Porém, em relação a essas propostas de inovação, é preciso não perder de vista a sua origem política e ideológica marcada, na realidade, pela necessidade das empresas de produzir mais valor.

Ademais, vale reiterar - de um modo geral em relação aos novos paradigmas organizacionais - que formatos preestabelecidos, tais como estrutura horizontal, trabalho em equipe ou em grupo, terceirização, etc., não representam, por si só, inovação, nas relações de de trabalho e de produção, podendo, inclusive, escamotear as relações de exploração do trabalho, como demonstram alguns autores, Abramides e Cabral (2003), entre outros.

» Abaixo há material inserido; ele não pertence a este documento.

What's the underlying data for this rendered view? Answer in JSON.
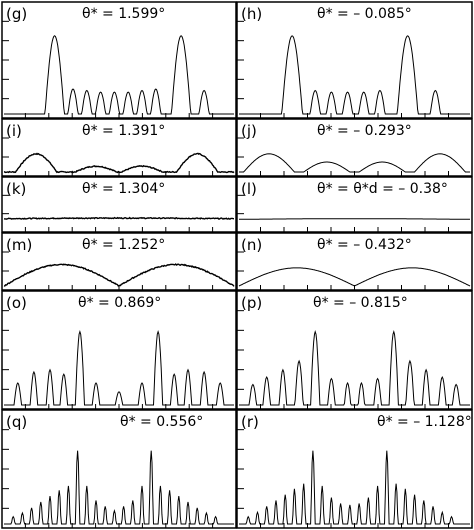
{
  "chart_data": [
    {
      "type": "line",
      "panel": "(g)",
      "annotation": "θ* = 1.599°",
      "shape": {
        "kind": "multi",
        "y_top": 0.85,
        "peaks": [
          [
            0.22,
            0.042,
            1.0
          ],
          [
            0.3,
            0.022,
            0.32
          ],
          [
            0.36,
            0.022,
            0.3
          ],
          [
            0.42,
            0.022,
            0.28
          ],
          [
            0.48,
            0.022,
            0.28
          ],
          [
            0.54,
            0.022,
            0.28
          ],
          [
            0.6,
            0.022,
            0.3
          ],
          [
            0.66,
            0.022,
            0.32
          ],
          [
            0.77,
            0.042,
            1.0
          ],
          [
            0.87,
            0.022,
            0.3
          ]
        ]
      }
    },
    {
      "type": "line",
      "panel": "(h)",
      "annotation": "θ* = – 0.085°",
      "shape": {
        "kind": "multi",
        "y_top": 0.85,
        "peaks": [
          [
            0.23,
            0.045,
            1.0
          ],
          [
            0.33,
            0.022,
            0.3
          ],
          [
            0.4,
            0.022,
            0.28
          ],
          [
            0.47,
            0.022,
            0.28
          ],
          [
            0.54,
            0.022,
            0.28
          ],
          [
            0.61,
            0.022,
            0.3
          ],
          [
            0.73,
            0.045,
            1.0
          ],
          [
            0.85,
            0.022,
            0.3
          ]
        ]
      }
    },
    {
      "type": "line",
      "panel": "(i)",
      "annotation": "θ* = 1.391°",
      "shape": {
        "kind": "arches",
        "y_top": 0.55,
        "peaks": [
          [
            0.14,
            0.09,
            1.0
          ],
          [
            0.4,
            0.09,
            0.32
          ],
          [
            0.6,
            0.09,
            0.32
          ],
          [
            0.84,
            0.09,
            1.0
          ]
        ],
        "noise": true
      }
    },
    {
      "type": "line",
      "panel": "(j)",
      "annotation": "θ* = – 0.293°",
      "shape": {
        "kind": "arches",
        "y_top": 0.55,
        "peaks": [
          [
            0.13,
            0.11,
            1.0
          ],
          [
            0.38,
            0.1,
            0.55
          ],
          [
            0.62,
            0.1,
            0.55
          ],
          [
            0.87,
            0.11,
            1.0
          ]
        ]
      }
    },
    {
      "type": "line",
      "panel": "(k)",
      "annotation": "θ* = 1.304°",
      "shape": {
        "kind": "flat",
        "level": 0.3,
        "noise": true
      }
    },
    {
      "type": "line",
      "panel": "(l)",
      "annotation": "θ* = θ*d = – 0.38°",
      "shape": {
        "kind": "flat",
        "level": 0.28
      }
    },
    {
      "type": "line",
      "panel": "(m)",
      "annotation": "θ* = 1.252°",
      "shape": {
        "kind": "bigarches",
        "y_top": 0.65,
        "centers": [
          0.26,
          0.74
        ],
        "noise": true
      }
    },
    {
      "type": "line",
      "panel": "(n)",
      "annotation": "θ* = – 0.432°",
      "shape": {
        "kind": "bigarches",
        "y_top": 0.55,
        "centers": [
          0.24,
          0.76
        ]
      }
    },
    {
      "type": "line",
      "panel": "(o)",
      "annotation": "θ* = 0.869°",
      "shape": {
        "kind": "multi",
        "y_top": 0.78,
        "peaks": [
          [
            0.06,
            0.016,
            0.3
          ],
          [
            0.13,
            0.016,
            0.45
          ],
          [
            0.2,
            0.016,
            0.48
          ],
          [
            0.26,
            0.016,
            0.42
          ],
          [
            0.33,
            0.02,
            1.0
          ],
          [
            0.4,
            0.016,
            0.3
          ],
          [
            0.5,
            0.016,
            0.18
          ],
          [
            0.6,
            0.016,
            0.3
          ],
          [
            0.67,
            0.02,
            1.0
          ],
          [
            0.74,
            0.016,
            0.42
          ],
          [
            0.8,
            0.016,
            0.48
          ],
          [
            0.87,
            0.016,
            0.45
          ],
          [
            0.94,
            0.016,
            0.3
          ]
        ]
      }
    },
    {
      "type": "line",
      "panel": "(p)",
      "annotation": "θ* = – 0.815°",
      "shape": {
        "kind": "multi",
        "y_top": 0.78,
        "peaks": [
          [
            0.06,
            0.016,
            0.28
          ],
          [
            0.12,
            0.016,
            0.38
          ],
          [
            0.19,
            0.016,
            0.48
          ],
          [
            0.26,
            0.018,
            0.6
          ],
          [
            0.33,
            0.02,
            1.0
          ],
          [
            0.4,
            0.016,
            0.36
          ],
          [
            0.47,
            0.014,
            0.3
          ],
          [
            0.53,
            0.014,
            0.3
          ],
          [
            0.6,
            0.016,
            0.36
          ],
          [
            0.67,
            0.02,
            1.0
          ],
          [
            0.74,
            0.018,
            0.6
          ],
          [
            0.81,
            0.016,
            0.48
          ],
          [
            0.88,
            0.016,
            0.38
          ],
          [
            0.94,
            0.016,
            0.28
          ]
        ]
      }
    },
    {
      "type": "line",
      "panel": "(q)",
      "annotation": "θ* = 0.556°",
      "shape": {
        "kind": "multi",
        "y_top": 0.78,
        "peaks": [
          [
            0.04,
            0.008,
            0.1
          ],
          [
            0.08,
            0.008,
            0.15
          ],
          [
            0.12,
            0.008,
            0.22
          ],
          [
            0.16,
            0.008,
            0.3
          ],
          [
            0.2,
            0.008,
            0.38
          ],
          [
            0.24,
            0.008,
            0.46
          ],
          [
            0.28,
            0.008,
            0.52
          ],
          [
            0.32,
            0.009,
            1.0
          ],
          [
            0.36,
            0.008,
            0.52
          ],
          [
            0.4,
            0.008,
            0.32
          ],
          [
            0.44,
            0.008,
            0.24
          ],
          [
            0.48,
            0.008,
            0.18
          ],
          [
            0.52,
            0.008,
            0.24
          ],
          [
            0.56,
            0.008,
            0.32
          ],
          [
            0.6,
            0.008,
            0.52
          ],
          [
            0.64,
            0.009,
            1.0
          ],
          [
            0.68,
            0.008,
            0.52
          ],
          [
            0.72,
            0.008,
            0.46
          ],
          [
            0.76,
            0.008,
            0.38
          ],
          [
            0.8,
            0.008,
            0.3
          ],
          [
            0.84,
            0.008,
            0.22
          ],
          [
            0.88,
            0.008,
            0.15
          ],
          [
            0.92,
            0.008,
            0.1
          ]
        ]
      }
    },
    {
      "type": "line",
      "panel": "(r)",
      "annotation": "θ* = – 1.128°",
      "shape": {
        "kind": "multi",
        "y_top": 0.78,
        "peaks": [
          [
            0.04,
            0.008,
            0.1
          ],
          [
            0.08,
            0.008,
            0.16
          ],
          [
            0.12,
            0.008,
            0.24
          ],
          [
            0.16,
            0.008,
            0.32
          ],
          [
            0.2,
            0.008,
            0.4
          ],
          [
            0.24,
            0.008,
            0.48
          ],
          [
            0.28,
            0.008,
            0.55
          ],
          [
            0.32,
            0.009,
            1.0
          ],
          [
            0.36,
            0.008,
            0.52
          ],
          [
            0.4,
            0.008,
            0.36
          ],
          [
            0.44,
            0.008,
            0.28
          ],
          [
            0.48,
            0.008,
            0.26
          ],
          [
            0.52,
            0.008,
            0.28
          ],
          [
            0.56,
            0.008,
            0.36
          ],
          [
            0.6,
            0.008,
            0.52
          ],
          [
            0.64,
            0.009,
            1.0
          ],
          [
            0.68,
            0.008,
            0.55
          ],
          [
            0.72,
            0.008,
            0.48
          ],
          [
            0.76,
            0.008,
            0.4
          ],
          [
            0.8,
            0.008,
            0.32
          ],
          [
            0.84,
            0.008,
            0.24
          ],
          [
            0.88,
            0.008,
            0.16
          ],
          [
            0.92,
            0.008,
            0.1
          ]
        ]
      }
    }
  ]
}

Ou seja, de um modo geral, esses formatos podem ser “... [adaptações interessantes], mas não acabam com os métodos antigos de organização [...]; [e os que dele participam podem constituir] um grupo de trabalhadores aparentemente autônomos, mas na realidade forçados a se submeterem à lógica do trabalho coletivo” (PALLOIX, 1982). Esses formatos podem levar à chamada polivalência vazia, isto é, em que a qualificação resume-se à capacidade de um único trabalhador operar, da mesma forma e simultaneamente, várias máquinas.

Grosso modo, portanto, salienta-se que a automação com base microeletrônica não é em si sinônimo do fim da divisão (hierárquica) do trabalho, e nem capaz de revogar o controle, pela gerência, do processo de trabalho. Em alguns casos, não passam de um taylorismo flexível, como testemunham alguns casos apresentados por Lojkine (1995).